Festival Film Horor (FFH), kini memasuki edisi keduanya sebagai festival bulanan yang memberikan penghargaan bergengsi Nini Suny Award, kembali mengukuhkan komitmennya bukan hanya sebagai ajang apresiasi, tetapi sebagai wadah strategis untuk mendorong kemajuan perfilman Indonesia di genre horor.
Menjelang pengumuman pemenang, FFH menggelar diskusi publik bertajuk “Trend Film Horor 2026” dengan menghadirkan lima tokoh kunci: Syaifullah Agam (Direktur Perfilman, Kemendikbud), Nini L Karim (dosen Psikologi UI sekaligus artis senior), Arya Pramasaputra (mahasiswa pascasarjana IKJ), serta sutradara Ivan Bandhito dan Bayu Pamungkas yang sedang menantikan rilis film horor terbaru mereka.
Dalam diskusi yang berlangsung hangat, para pembicara sepakat bahwa film horor masa kini harus meninggalkan formula usang.

“Penonton layak mendapat karya yang membekas, bukan hanya membuat jantung berdebar saat nonton, tapi masih terngiang dua hingga tiga hari setelahnya,” tegas mereka.
Menurut Syaifullah Agam, antara 2021–2023, film horor dan komedi menjadi tulang punggung industri perfilman nasional dengan total penonton mencapai lebih dari 128 juta, rata-rata tiap judul ditonton lebih dari 450 ribu orang.
Namun tren itu kini melandai.
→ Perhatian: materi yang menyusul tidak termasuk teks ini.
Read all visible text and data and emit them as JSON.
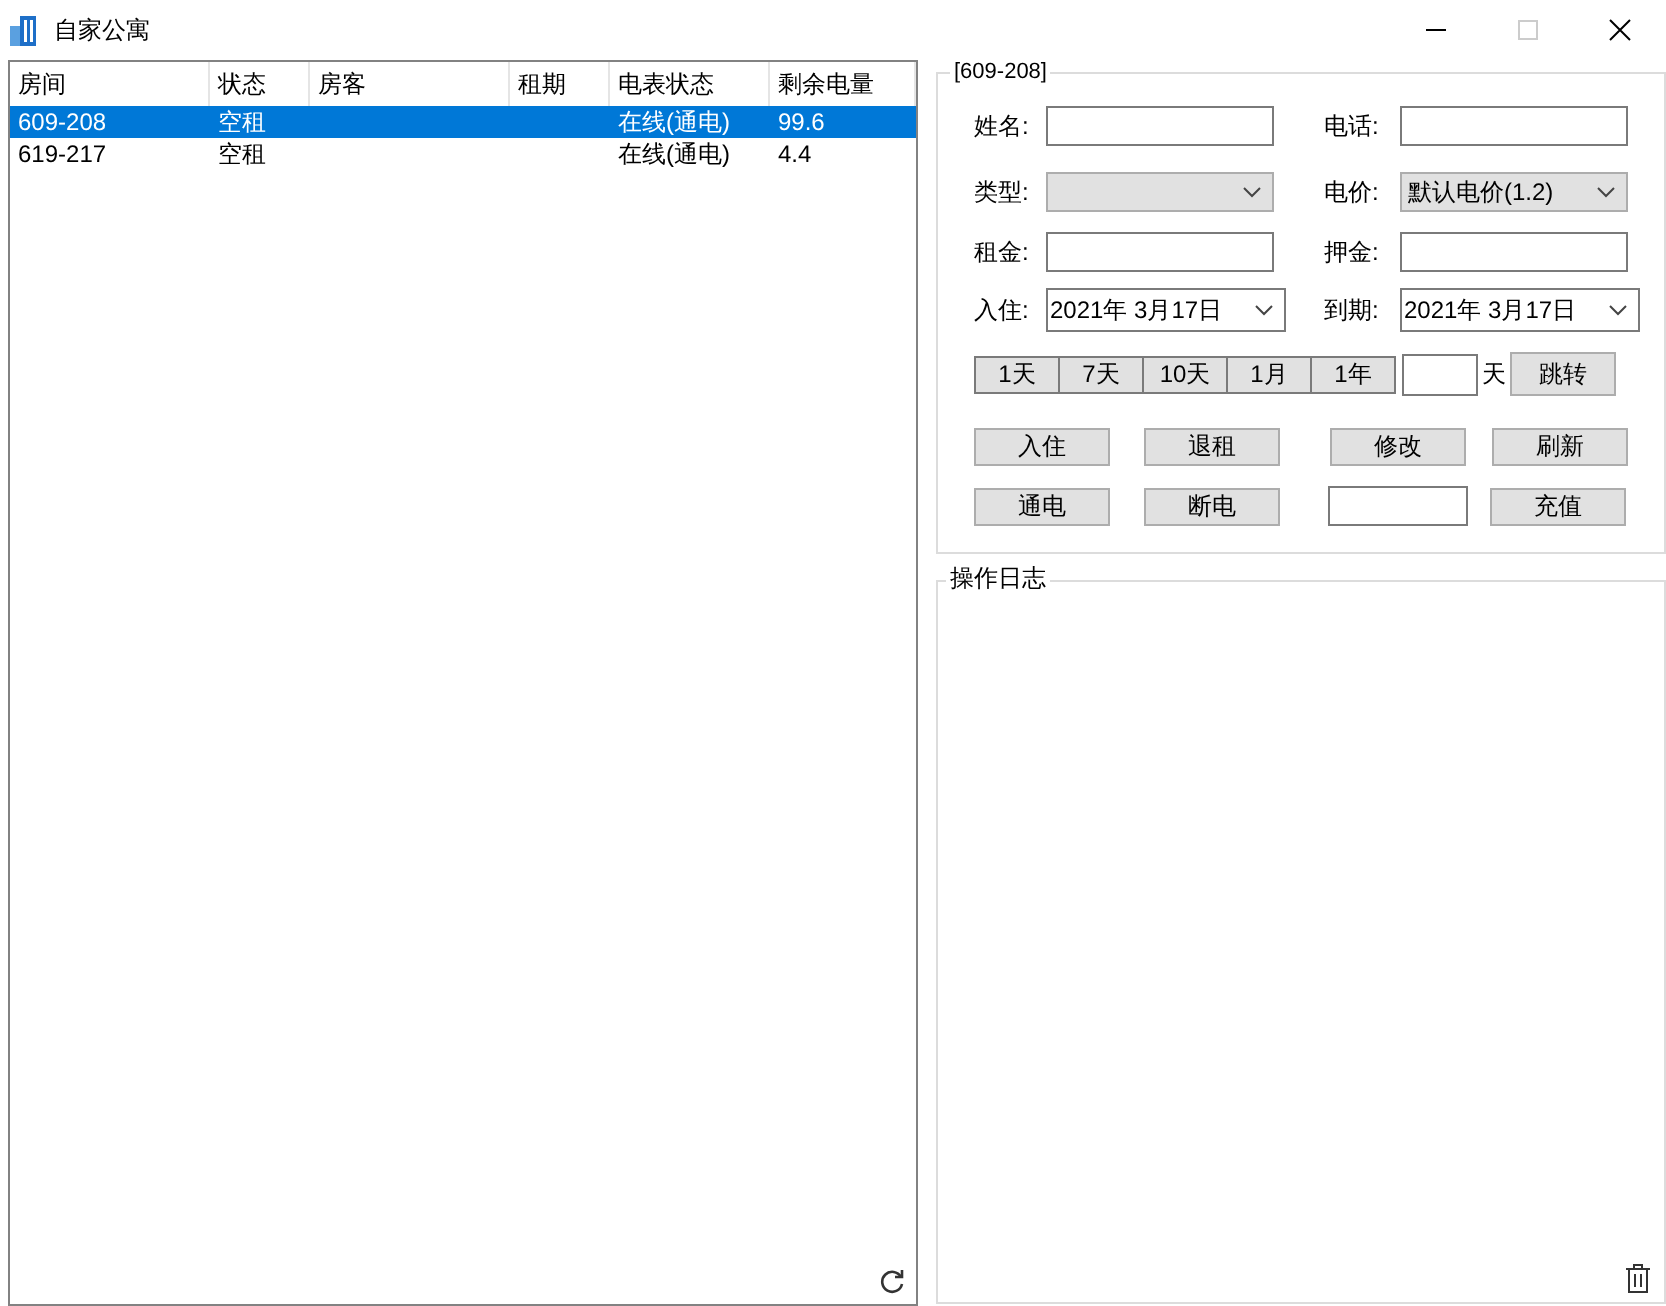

Ia memperingatkan, tanpa inovasi, film horor bisa bernasib seperti subgenre “film Islami” yang perlahan ditinggalkan penonton karena stagnasi.
Nini L Karim menawarkan perspektif psikologis: ia lebih suka menyebutnya “film mistik” ketimbang horor, asalkan tetap memenuhi tiga dimensi, kognitif (masuk akal), afektif (menyentuh emosi), dan psikomotorik (memicu respons nyata).
“Penonton rela bayar mahal hanya untuk merasakan takut yang bermakna,” katanya.
Puncak acara ditandai dengan pengumuman pemenang Nini Suny Award. Film “Janur Ireng” tampil dominan, menyabet tiga kategori utama: Film Terpilih, Sutradara Terpilih (Kimo Stamboel), dan Aktor Terpilih (Tora Sudiro).
Sementara Wavi Zihan dinobatkan sebagai Aktris Terpilih lewat perannya di “Qorin 2”, dan Enggar Budiono meraih penghargaan DOP/Cameraman Terpilih untuk “Dusun Mayit”.
FFH juga memberikan penghargaan khusus kepada Eppie Kusnandar atas dedikasinya yang panjang bagi perfilman Indonesia.